На шутку, даже подкреплённую для наглядности улыбкой, Света не среагировала, зато понимающе хмыкнул водитель.
– А откуда вы…
– В журнале писали, давно, до войны ещё, – отмахнулся я с показной лёгкостью, как от чего‑то совершенно незначительного. А сам мысленно дал себе подзатыльник: опять забыл, что здесь не знают о многих, если не всех, гемотрансфузионных инфекциях, о том, что передаётся с кровью. Что до открытия гепатитов B и C, и остальных, ещё десятилетия. Что в этом святом времени, как ни странно так говорить о сороковых годах, СПИДа нет, ВИЧ не открыт, как нет и всяких жутких тропических вирусов, не говоря уж о памятной «короне», которая так перепугала мой мир. Но мне‑то это известно, и я обязан использовать эти знания.
– Поняла! – Света вытянулась, как на параде, и я вдруг подумал, что эта тощая, въедливая девчонка, которая ещё вчера бесстрашно спорила со мной, сегодня стала моим союзником. И это было хорошо и вовремя. – Сделаю, Иван Николаевич!
Она вылетела из ординаторской с той же скоростью, с какой влетела, водитель вышел немногим медленнее. А я вернулся к проклятым бумагам.
Потом в коридоре меня поймал Муртазин. Он шёл ко мне навстречу неторопливо, с видом очень ответственного человека, который собирается сказать что‑то важное, но не знает, с чего начать.
– Иван Николаевич, – его голос звучал непривычно мягко. – Я хотел бы принести извинения. За ту… накладку с товарищем Яковлевым. Сами понимаете, бдительность, военное время, сигналы…
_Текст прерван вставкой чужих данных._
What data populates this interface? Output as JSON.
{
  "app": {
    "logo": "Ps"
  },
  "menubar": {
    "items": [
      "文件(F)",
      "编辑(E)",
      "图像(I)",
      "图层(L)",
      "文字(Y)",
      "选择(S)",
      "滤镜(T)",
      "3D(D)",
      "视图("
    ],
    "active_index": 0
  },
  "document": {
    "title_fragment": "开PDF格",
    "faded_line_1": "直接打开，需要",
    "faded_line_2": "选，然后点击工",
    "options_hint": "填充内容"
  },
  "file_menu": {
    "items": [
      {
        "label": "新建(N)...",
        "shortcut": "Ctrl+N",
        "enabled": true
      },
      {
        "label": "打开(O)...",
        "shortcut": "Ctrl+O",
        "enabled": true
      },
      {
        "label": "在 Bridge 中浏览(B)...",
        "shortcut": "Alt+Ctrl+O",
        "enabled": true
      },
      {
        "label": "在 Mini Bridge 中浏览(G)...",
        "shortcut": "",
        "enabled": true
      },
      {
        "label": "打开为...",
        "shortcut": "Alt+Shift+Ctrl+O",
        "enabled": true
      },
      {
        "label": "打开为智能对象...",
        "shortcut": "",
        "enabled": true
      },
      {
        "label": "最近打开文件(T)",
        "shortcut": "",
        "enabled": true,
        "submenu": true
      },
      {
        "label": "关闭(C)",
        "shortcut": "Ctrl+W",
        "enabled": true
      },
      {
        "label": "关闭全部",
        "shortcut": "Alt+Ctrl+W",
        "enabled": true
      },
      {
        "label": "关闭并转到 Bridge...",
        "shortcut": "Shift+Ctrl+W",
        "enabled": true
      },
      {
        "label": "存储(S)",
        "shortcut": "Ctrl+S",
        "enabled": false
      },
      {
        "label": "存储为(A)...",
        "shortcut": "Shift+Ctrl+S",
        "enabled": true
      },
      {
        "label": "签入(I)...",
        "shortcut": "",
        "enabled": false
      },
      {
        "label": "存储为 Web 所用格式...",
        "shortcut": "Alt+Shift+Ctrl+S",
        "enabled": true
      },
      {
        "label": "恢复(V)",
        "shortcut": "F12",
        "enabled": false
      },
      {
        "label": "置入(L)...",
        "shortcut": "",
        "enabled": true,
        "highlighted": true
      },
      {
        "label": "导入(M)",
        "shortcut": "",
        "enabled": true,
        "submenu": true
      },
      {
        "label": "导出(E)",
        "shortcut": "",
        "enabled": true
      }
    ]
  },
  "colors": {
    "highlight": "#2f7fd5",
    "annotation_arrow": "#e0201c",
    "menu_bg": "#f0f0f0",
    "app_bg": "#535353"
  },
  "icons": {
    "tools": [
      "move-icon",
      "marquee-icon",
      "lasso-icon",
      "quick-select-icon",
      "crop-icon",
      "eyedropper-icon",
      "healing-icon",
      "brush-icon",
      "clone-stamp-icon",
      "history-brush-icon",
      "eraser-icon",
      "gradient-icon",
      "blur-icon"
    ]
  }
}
– Понимаю, товарищ старший политрук, – ответил я, стараясь, чтобы голос звучал нейтрально.
Слушать и наблюдать за тем, как полнотелый кирпич извиняется, кажется, было одинаково непривычно и для меня, и для него самого.
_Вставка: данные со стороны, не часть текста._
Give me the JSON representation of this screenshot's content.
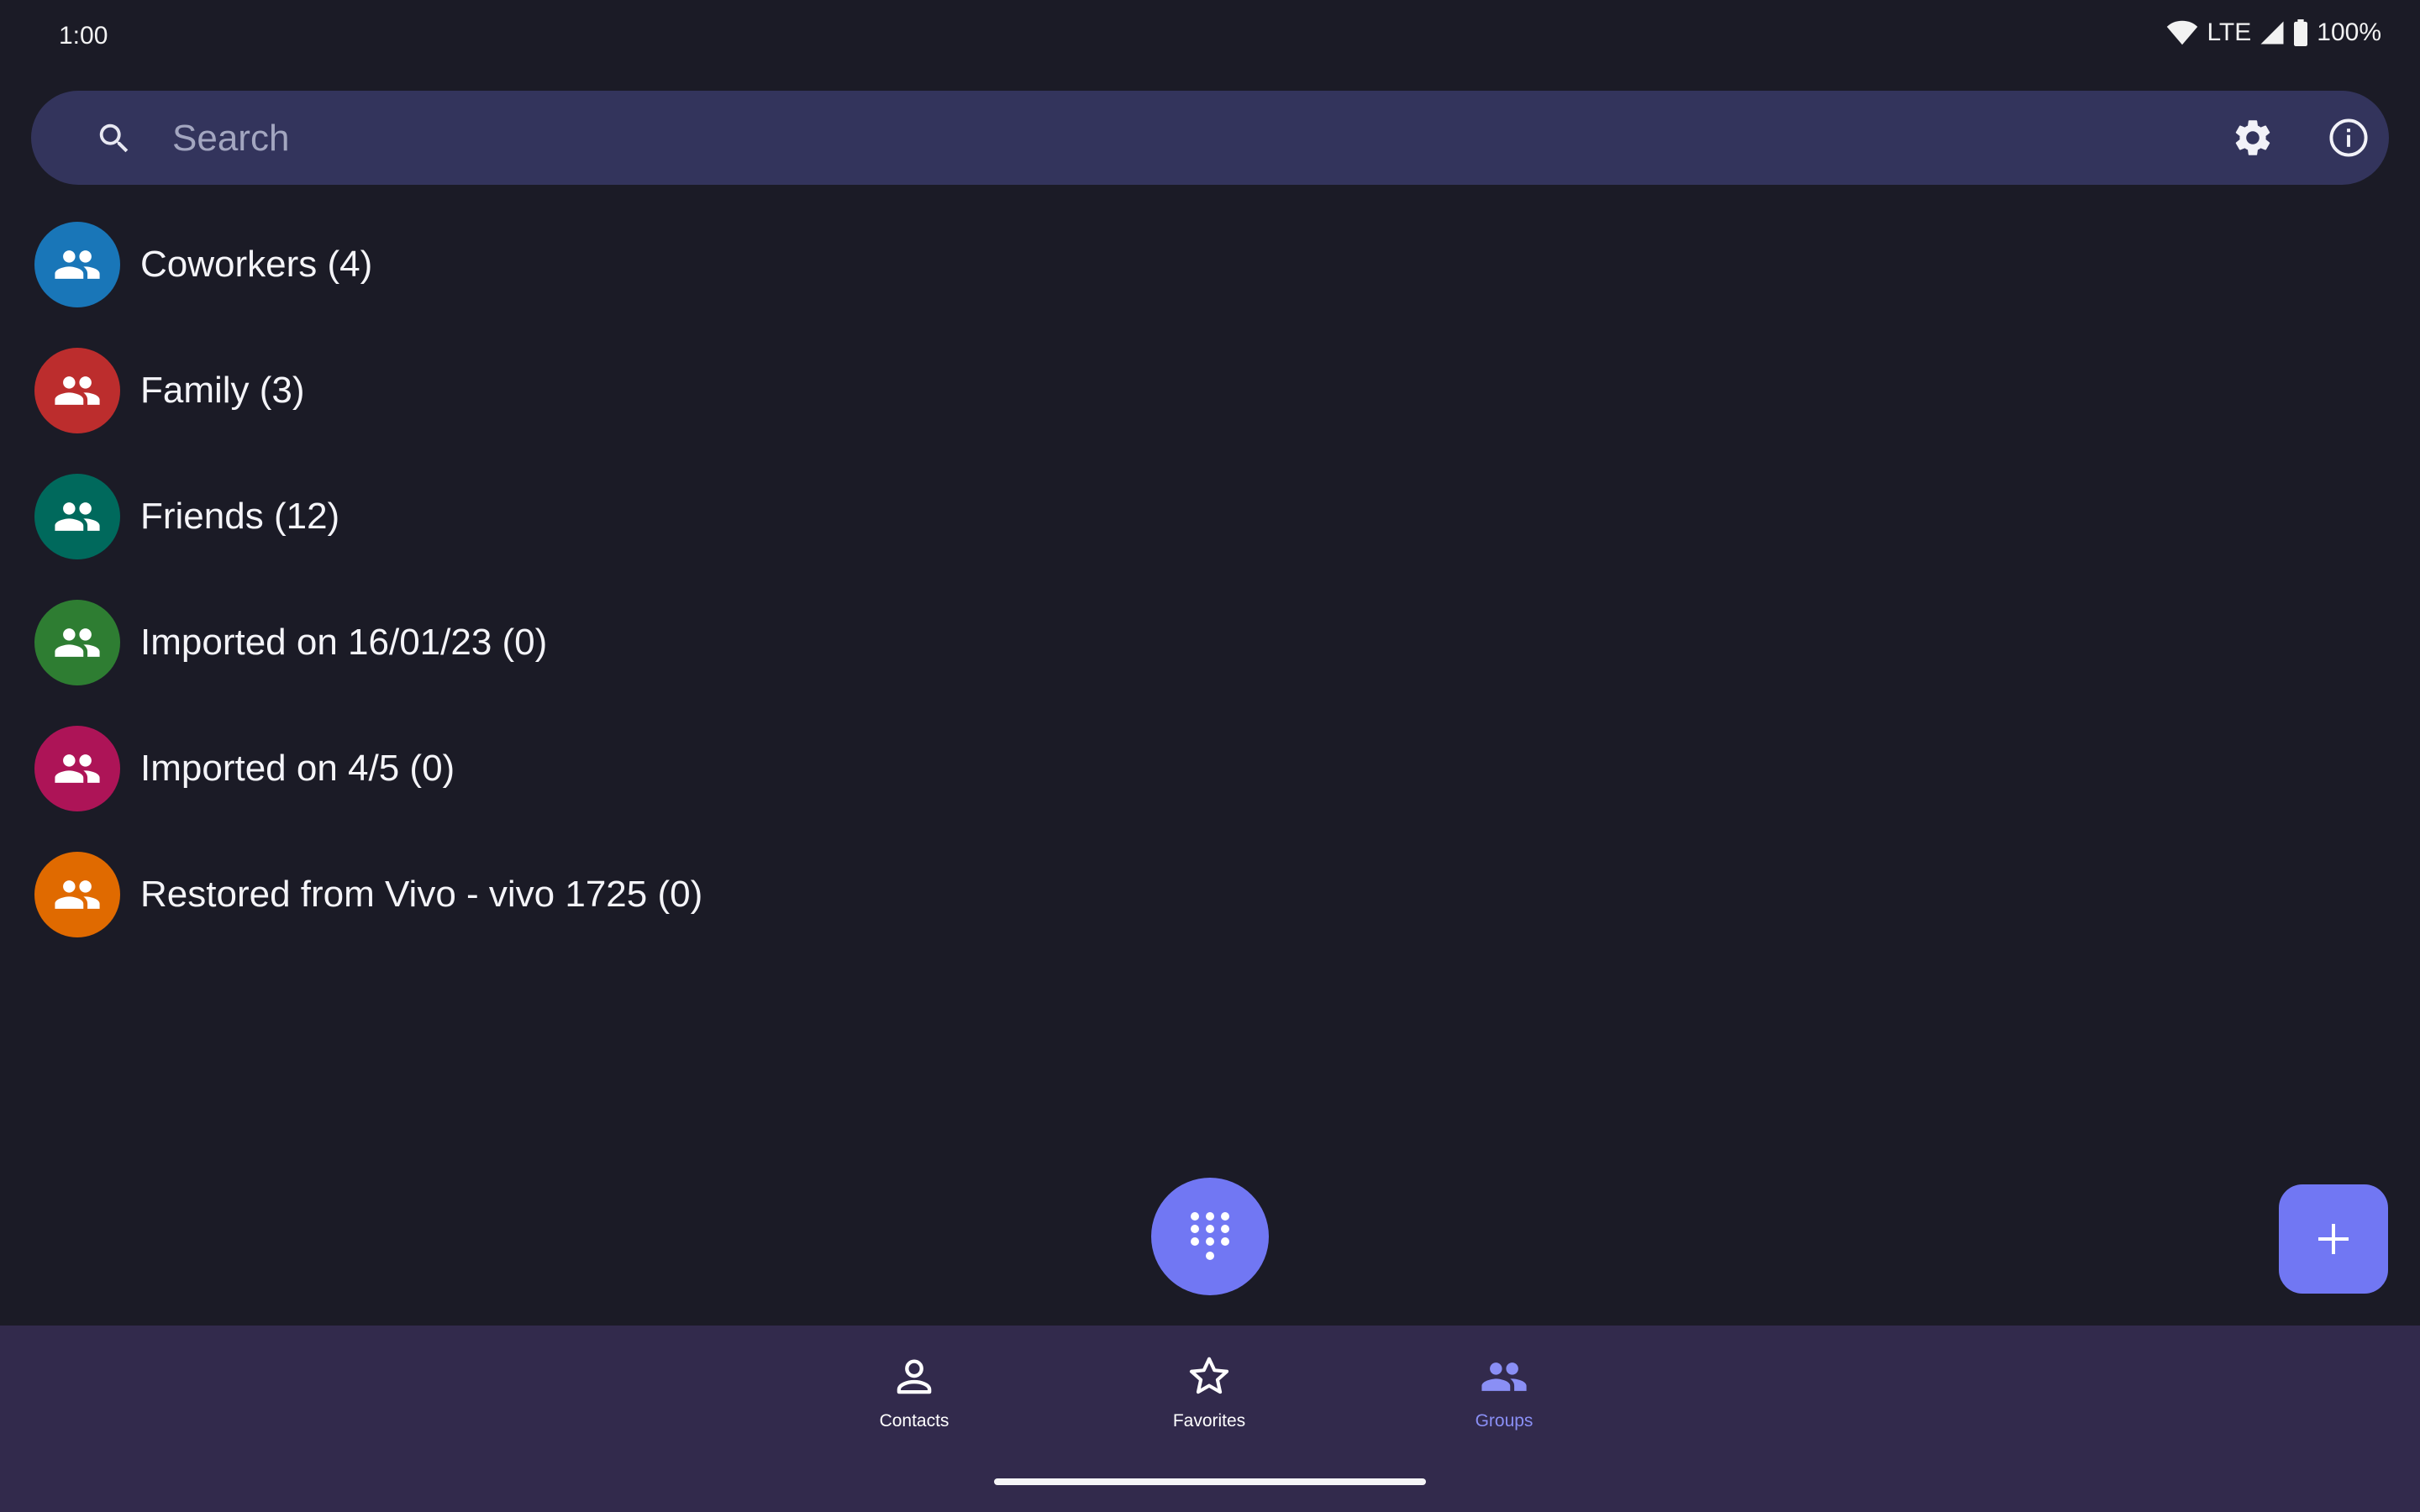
{
  "status_bar": {
    "time": "1:00",
    "network": "LTE",
    "battery": "100%"
  },
  "search": {
    "placeholder": "Search"
  },
  "groups": [
    {
      "name": "Coworkers (4)",
      "color": "#1976b8"
    },
    {
      "name": "Family (3)",
      "color": "#bc2d2d"
    },
    {
      "name": "Friends (12)",
      "color": "#00695c"
    },
    {
      "name": "Imported on 16/01/23 (0)",
      "color": "#2e7d32"
    },
    {
      "name": "Imported on 4/5 (0)",
      "color": "#ad1457"
    },
    {
      "name": "Restored from Vivo - vivo 1725 (0)",
      "color": "#e06a00"
    }
  ],
  "bottom_nav": {
    "items": [
      {
        "label": "Contacts",
        "icon": "person-outline-icon",
        "active": false
      },
      {
        "label": "Favorites",
        "icon": "star-outline-icon",
        "active": false
      },
      {
        "label": "Groups",
        "icon": "group-icon",
        "active": true
      }
    ]
  },
  "colors": {
    "background": "#1b1b26",
    "search_bar": "#33345c",
    "accent": "#7177f3",
    "nav_background": "#322a4c",
    "nav_active": "#8a8ff5"
  }
}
– Как прошла беседа с товарищем майором? Надеюсь, всё… конструктивно?
Ну вот, недолго музыка играла. Шёл извиняться, но с непривычки снова начал «пробивать». Ну да, ну да – кто на что учился…
– Вполне, – кивнул я, сохраняя лицо строгим, без эмоций. – Мы с Семён Трофимычем нашли общих знакомых. От одного из них он даже передал мне письмо. Привет с фронта, так сказать.
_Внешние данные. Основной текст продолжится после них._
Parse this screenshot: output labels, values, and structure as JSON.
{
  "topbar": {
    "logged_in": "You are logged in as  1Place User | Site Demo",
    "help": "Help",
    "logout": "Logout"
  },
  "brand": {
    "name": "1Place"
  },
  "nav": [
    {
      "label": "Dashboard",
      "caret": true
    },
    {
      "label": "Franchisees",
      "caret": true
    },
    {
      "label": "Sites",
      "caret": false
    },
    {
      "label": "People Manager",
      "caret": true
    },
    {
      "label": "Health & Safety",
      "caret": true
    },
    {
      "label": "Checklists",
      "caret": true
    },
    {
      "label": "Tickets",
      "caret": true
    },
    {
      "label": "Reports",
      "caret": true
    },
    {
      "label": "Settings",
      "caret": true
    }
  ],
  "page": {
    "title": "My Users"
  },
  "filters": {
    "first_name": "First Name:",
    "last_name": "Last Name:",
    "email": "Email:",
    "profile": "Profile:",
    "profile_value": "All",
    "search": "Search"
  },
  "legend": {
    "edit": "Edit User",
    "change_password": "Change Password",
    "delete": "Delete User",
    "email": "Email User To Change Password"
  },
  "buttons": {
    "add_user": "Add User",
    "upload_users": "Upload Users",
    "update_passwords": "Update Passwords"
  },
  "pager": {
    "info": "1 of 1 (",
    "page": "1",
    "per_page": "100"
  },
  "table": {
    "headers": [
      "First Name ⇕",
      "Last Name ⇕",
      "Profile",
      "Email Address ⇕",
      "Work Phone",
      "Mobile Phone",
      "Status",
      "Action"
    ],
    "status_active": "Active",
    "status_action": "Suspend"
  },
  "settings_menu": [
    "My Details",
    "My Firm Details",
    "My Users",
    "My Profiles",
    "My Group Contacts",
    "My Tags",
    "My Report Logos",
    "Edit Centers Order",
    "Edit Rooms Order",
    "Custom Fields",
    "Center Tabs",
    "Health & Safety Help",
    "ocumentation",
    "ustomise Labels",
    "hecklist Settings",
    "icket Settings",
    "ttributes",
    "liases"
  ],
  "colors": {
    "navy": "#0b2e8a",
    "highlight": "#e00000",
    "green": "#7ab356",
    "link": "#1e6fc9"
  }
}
Смотреть за тем, как снова светлеет окраска кирпичной стены, меняя красный на серо‑желтоватый, по‑прежнему было интересно, пусть и чисто с медицинской точки зрения. Наверное, этому тоже печоночку посмотреть‑пощупать не помешало бы. Новости о том, что у странного врача завелись общие знакомые с таким товарищем, явно выбили военкома из колеи и заставили спешно менять стратегию беседы и поведения. А я таких людей знал, им стратегию поменять – как ледоколу курс, быстро никак не получится.
– Что ж, – проговорил он, откашлявшись. – Очень рад, что недоразумение разрешилось. Желаю вам дальнейших успехов, Иван Николаевич. Если что‑то понадобится – обращайтесь, всегда рад помочь.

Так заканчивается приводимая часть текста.